Time flies, it is honestly insane how fast it goes. 12 years ago on Tuesday one of my little cousins was born, but I guess I can not call her little any more. She has grown into such a beautiful creative person, and I was excited to be able to celebrate her birthday today. It was a wonderful adventure and great time spent with family. 

There were so many wonderful parts of the day, it is impossible to name a favorite. She was excited about each of her presents. We took a walk in the woods. I ate a peach right off the tree. We saw the pigs and chickens they are raising. She showed me her little art studio and we talked so much about this and that. Spending time with kids is simply the best. 

I wish I lived closer so I could spend more time with them, but unfortunately the five hour drive is too much to make all the time. For now I can’t wait for thanksgiving to spend more time with them all. 

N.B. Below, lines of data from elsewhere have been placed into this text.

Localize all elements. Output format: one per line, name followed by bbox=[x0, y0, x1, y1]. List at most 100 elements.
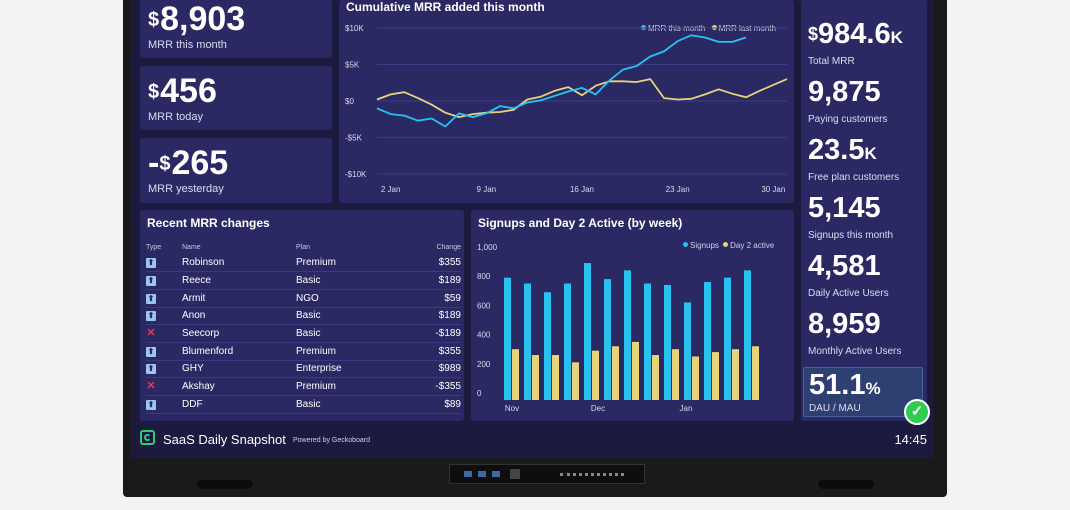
bar-signups bbox=[704, 282, 711, 400]
bar-signups bbox=[564, 283, 571, 400]
bar-day2-active bbox=[532, 355, 539, 400]
bar-day2-active bbox=[692, 356, 699, 400]
dashboard-footer: SaaS Daily Snapshot Powered by Geckoboar… bbox=[131, 427, 933, 458]
plan-cell: Premium bbox=[296, 342, 396, 361]
bar-day2-active bbox=[592, 350, 599, 400]
bar-signups bbox=[724, 277, 731, 400]
type-cell: ⬆ bbox=[146, 307, 182, 326]
bar-signups bbox=[504, 277, 511, 400]
line-chart-x-tick: 23 Jan bbox=[666, 185, 690, 194]
bar-signups bbox=[624, 270, 631, 400]
bar-day2-active bbox=[732, 349, 739, 400]
type-cell: ✕ bbox=[146, 324, 182, 343]
stat-mrr-today: $456 MRR today bbox=[140, 66, 332, 130]
check-icon: ✓ bbox=[904, 399, 930, 425]
port-panel bbox=[449, 464, 645, 484]
name-cell: Seecorp bbox=[182, 324, 296, 343]
change-cell: $89 bbox=[396, 395, 461, 414]
bar-day2-active bbox=[512, 349, 519, 400]
table-row: ⬆ Reece Basic $189 bbox=[146, 271, 461, 290]
name-cell: GHY bbox=[182, 360, 296, 379]
stat-label: Signups this month bbox=[808, 230, 894, 241]
bar-chart-x-tick: Nov bbox=[505, 404, 519, 413]
stat-value: -$265 bbox=[148, 144, 229, 182]
bar-signups bbox=[744, 270, 751, 400]
line-chart-panel: Cumulative MRR added this month MRR this… bbox=[339, 0, 794, 203]
bar-day2-active bbox=[752, 346, 759, 400]
stat-mrr-this-month: $8,903 MRR this month bbox=[140, 0, 332, 58]
stat-label: MRR yesterday bbox=[148, 183, 224, 195]
cross-icon: ✕ bbox=[146, 327, 156, 340]
col-name: Name bbox=[182, 243, 201, 251]
change-cell: -$189 bbox=[396, 324, 461, 343]
plan-cell: Basic bbox=[296, 307, 396, 326]
line-chart-y-tick: $0 bbox=[345, 97, 354, 106]
name-cell: DDF bbox=[182, 395, 296, 414]
line-chart-y-tick: $5K bbox=[345, 61, 360, 70]
col-type: Type bbox=[146, 243, 162, 251]
bar-day2-active bbox=[572, 362, 579, 400]
arrow-up-icon: ⬆ bbox=[146, 293, 156, 304]
bar-day2-active bbox=[612, 346, 619, 400]
stat-value: 9,875 bbox=[808, 76, 881, 108]
cross-icon: ✕ bbox=[146, 380, 156, 393]
table-header-row: Type Name Plan Change bbox=[146, 240, 461, 254]
type-cell: ✕ bbox=[146, 377, 182, 396]
name-cell: Reece bbox=[182, 271, 296, 290]
plan-cell: Basic bbox=[296, 395, 396, 414]
name-cell: Akshay bbox=[182, 377, 296, 396]
line-chart-x-tick: 9 Jan bbox=[477, 185, 497, 194]
table-row: ⬆ Blumenford Premium $355 bbox=[146, 342, 461, 361]
change-cell: $989 bbox=[396, 360, 461, 379]
stat-value: 4,581 bbox=[808, 250, 881, 282]
change-cell: -$355 bbox=[396, 377, 461, 396]
change-cell: $59 bbox=[396, 289, 461, 308]
type-cell: ⬆ bbox=[146, 289, 182, 308]
table-row: ⬆ GHY Enterprise $989 bbox=[146, 360, 461, 379]
bar-signups bbox=[604, 279, 611, 400]
line-chart-y-tick: -$5K bbox=[345, 134, 363, 143]
line-chart-svg: $10K $5K $0 -$5K -$10K 2 Jan 9 Jan 16 Jan 23 Jan… bbox=[345, 24, 788, 194]
stat-value: $456 bbox=[148, 72, 217, 110]
type-cell: ⬆ bbox=[146, 254, 182, 273]
bar-signups bbox=[544, 292, 551, 400]
col-change: Change bbox=[436, 243, 461, 251]
bar-signups bbox=[584, 263, 591, 400]
change-cell: $189 bbox=[396, 271, 461, 290]
stat-value: $984.6K bbox=[808, 18, 903, 50]
bar-chart-x-tick: Dec bbox=[591, 404, 605, 413]
right-stats-panel: $984.6K Total MRR 9,875 Paying customers 23.… bbox=[801, 0, 927, 421]
speaker-left bbox=[197, 480, 253, 489]
name-cell: Blumenford bbox=[182, 342, 296, 361]
line-series-this-month bbox=[376, 34, 747, 128]
table-row: ✕ Akshay Premium -$355 bbox=[146, 377, 461, 396]
stat-label: Daily Active Users bbox=[808, 288, 889, 299]
plan-cell: Enterprise bbox=[296, 360, 396, 379]
table-row: ✕ Seecorp Basic -$189 bbox=[146, 324, 461, 343]
bar-day2-active bbox=[672, 349, 679, 400]
name-cell: Armit bbox=[182, 289, 296, 308]
stat-mrr-yesterday: -$265 MRR yesterday bbox=[140, 138, 332, 203]
bar-chart-svg: 1,000 800 600 400 200 0 Nov Dec Jan bbox=[477, 243, 759, 413]
arrow-up-icon: ⬆ bbox=[146, 346, 156, 357]
name-cell: Anon bbox=[182, 307, 296, 326]
stat-dau-mau-value: 51.1% bbox=[809, 369, 881, 401]
line-chart-x-tick: 16 Jan bbox=[570, 185, 594, 194]
bar-day2-active bbox=[652, 355, 659, 400]
plan-cell: NGO bbox=[296, 289, 396, 308]
bar-chart-y-tick: 800 bbox=[477, 272, 491, 281]
stat-label: Monthly Active Users bbox=[808, 346, 902, 357]
footer-powered: Powered by Geckoboard bbox=[293, 437, 371, 444]
speaker-right bbox=[818, 480, 874, 489]
table-row: ⬆ DDF Basic $89 bbox=[146, 395, 461, 414]
change-cell: $355 bbox=[396, 342, 461, 361]
stat-value: $8,903 bbox=[148, 0, 246, 38]
stat-label: Free plan customers bbox=[808, 172, 900, 183]
line-chart-x-tick: 2 Jan bbox=[381, 185, 401, 194]
mrr-changes-title: Recent MRR changes bbox=[147, 216, 270, 230]
line-chart-x-tick: 30 Jan bbox=[761, 185, 785, 194]
stat-label: MRR today bbox=[148, 111, 204, 123]
gecko-logo-icon bbox=[140, 430, 155, 445]
arrow-up-icon: ⬆ bbox=[146, 276, 156, 287]
type-cell: ⬆ bbox=[146, 395, 182, 414]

Tomorrow will be a little bit easier and I will become a stronger me everyday.

One step at a time.

Over the past few months I have avoided certain things. Things that reminded me of him. Things that we often did together. There are some meals that I refuse to make, some places that are difficult to go, some shows that I refuse to watch. At times it makes me feel weak, like I am unable to stand up for myself, but really it is simply a way to hold back the tears.

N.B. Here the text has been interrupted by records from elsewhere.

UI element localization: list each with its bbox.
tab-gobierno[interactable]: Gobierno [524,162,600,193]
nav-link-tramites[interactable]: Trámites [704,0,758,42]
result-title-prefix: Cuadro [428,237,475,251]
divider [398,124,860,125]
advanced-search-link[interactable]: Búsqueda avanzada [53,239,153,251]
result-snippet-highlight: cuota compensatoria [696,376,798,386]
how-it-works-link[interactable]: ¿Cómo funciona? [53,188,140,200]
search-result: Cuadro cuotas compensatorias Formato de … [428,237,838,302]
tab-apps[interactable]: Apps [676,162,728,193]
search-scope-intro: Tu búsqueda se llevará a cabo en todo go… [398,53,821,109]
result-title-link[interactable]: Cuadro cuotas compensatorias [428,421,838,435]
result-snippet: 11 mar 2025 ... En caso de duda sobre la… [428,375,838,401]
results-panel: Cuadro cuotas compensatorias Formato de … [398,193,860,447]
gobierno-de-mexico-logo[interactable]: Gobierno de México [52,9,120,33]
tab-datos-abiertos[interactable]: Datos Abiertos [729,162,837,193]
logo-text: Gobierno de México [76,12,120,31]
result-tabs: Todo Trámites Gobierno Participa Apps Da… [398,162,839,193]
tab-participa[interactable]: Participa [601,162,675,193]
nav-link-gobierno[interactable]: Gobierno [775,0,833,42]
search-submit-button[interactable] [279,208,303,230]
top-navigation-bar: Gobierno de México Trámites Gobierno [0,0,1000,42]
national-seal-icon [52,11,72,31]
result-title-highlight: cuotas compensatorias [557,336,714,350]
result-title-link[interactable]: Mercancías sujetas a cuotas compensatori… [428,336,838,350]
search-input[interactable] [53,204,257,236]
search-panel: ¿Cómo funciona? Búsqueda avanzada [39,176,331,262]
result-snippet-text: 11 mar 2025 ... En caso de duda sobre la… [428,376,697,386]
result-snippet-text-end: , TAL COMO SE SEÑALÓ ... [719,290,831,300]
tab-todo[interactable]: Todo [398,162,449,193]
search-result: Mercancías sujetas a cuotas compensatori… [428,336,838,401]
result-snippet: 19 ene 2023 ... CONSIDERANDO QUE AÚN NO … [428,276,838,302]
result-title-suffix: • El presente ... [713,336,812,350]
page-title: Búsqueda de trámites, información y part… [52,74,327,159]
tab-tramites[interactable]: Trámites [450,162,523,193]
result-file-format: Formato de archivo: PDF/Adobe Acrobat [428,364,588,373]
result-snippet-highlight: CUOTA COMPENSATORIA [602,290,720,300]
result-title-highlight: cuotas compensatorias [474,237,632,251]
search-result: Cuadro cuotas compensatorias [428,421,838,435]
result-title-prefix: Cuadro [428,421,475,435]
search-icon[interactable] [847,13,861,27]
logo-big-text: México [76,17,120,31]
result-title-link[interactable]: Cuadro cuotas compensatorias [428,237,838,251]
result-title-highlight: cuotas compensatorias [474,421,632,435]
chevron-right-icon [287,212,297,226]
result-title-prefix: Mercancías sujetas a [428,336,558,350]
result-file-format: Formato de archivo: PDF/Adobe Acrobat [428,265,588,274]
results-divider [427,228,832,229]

Today I faced one of the things I try so hard to avoid. I went for a walk for no real reason but to enjoy the evening. True I have walked home on lunch, and I have gone for a few hikes alone, but this was the first time I walked around town without a purpose on the same paths we once walked together. It was strange to be alone, and unfortunately I did think about him.

At the end of my walk I was proud of myself, because I took one more step outside of my current comfort zone. It is amazing how strong and confident I am becoming. I have challenged myself in so many ways, but it is still difficult to be reminded of him. In time I know everything I avoid now will stop causing pain, but for now I will celebrate my small accomplishments. After all, we can only take one step at a time.

Tomorrow will be a little bit easier and I will become a stronger me everyday.